The Commission for the Conservation of Antarctic Marine Living Resources (CCAMLR) is the international body responsible for the management of fisheries in the Southern Ocean. According to the study, 27 per cent of the AESs already fall within CCAMLR’s designated MPAs. If all proposed MPAs that are currently under review by CCAMLR were to be adopted, the number of AESs under protection would increase to 39 per cent. ‘The good news is that CCAMLR is doing quite a good job of encapsulating the AESs within their marine protected areas. Our evidence shows that they can continue this progress by accepting all of the marine protected areas currently under review,’ says Mark Hindell, study co-lead.
Compared to the 3.6 per cent of the world’s oceans under marine protected area status, the Southern Ocean – defined as ocean south of 40°S – is better protected, with 7.1 per cent falling within MPAs. This figure would jump to 11.2 per cent if all currently proposed MPAs were implemented. Although this is encouraging, Ropert-Coudert wants to see protection efforts smartened up. ‘The level of protection of the Southern Ocean is high by global standards, but it is essential that we protect the right regions that are important for the persistence of biodiversity,’ he says.
‘The AESs identified are clearly candidates for protection, and the implementation of proposed marine protected areas within the CCAMLR region would greatly increase the protection of important habitats in the Southern Ocean,’ concludes the RAATD study, recently published in Nature.
As ocean temperatures increase and the distribution of sea ice and ocean fronts are altered due to climate change, AESs are likely to move.

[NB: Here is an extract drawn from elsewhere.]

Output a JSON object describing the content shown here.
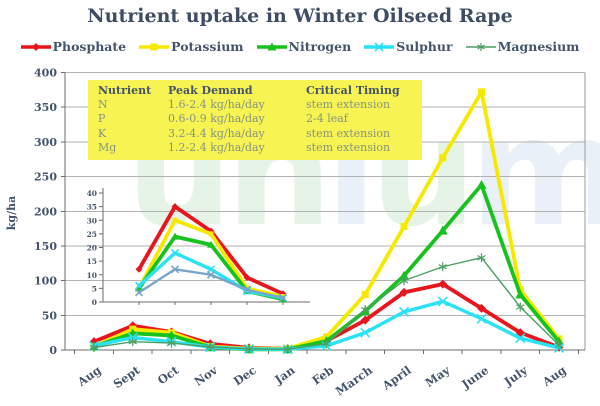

To forecast this movement up to 2100, the team combined data from eight global climate models, which account for fluctuations in sea ice with predicted climate change trajectories. In the sub-Antarctic, AESs generally moved south with time, producing a net loss of AESs within marine protected areas. ‘The challenge is that climate change is dynamic and accelerating. Food chains are dynamic, and migratory species move. We need to designate marine protected areas that are dynamic, and responsive to climate-induced changes to ecological hotspots’ says Ryan Reisinger, study co-lead. ‘However, CCAMLR nations have to reach consensus, making dynamic marine protected areas very difficult to establish,’ he adds.
The researchers hope that scientists will continue to collaborate to identify regions that will optimise protection of the Southern Ocean. ‘Our study provides another layer of information to bring about science-driven policies of ocean protection – there are other layers out there, and [our study] is not the only piece of the puzzle,’ says Ropert-Coudert. Nonetheless, the identification of AESs in the Southern Ocean highlights where protection efforts might best be directed. As these ecological hotspots shift around the Southern Ocean in response to climate change, marine protected areas must limber up if they are to match the dynamism of the species they serve to protect.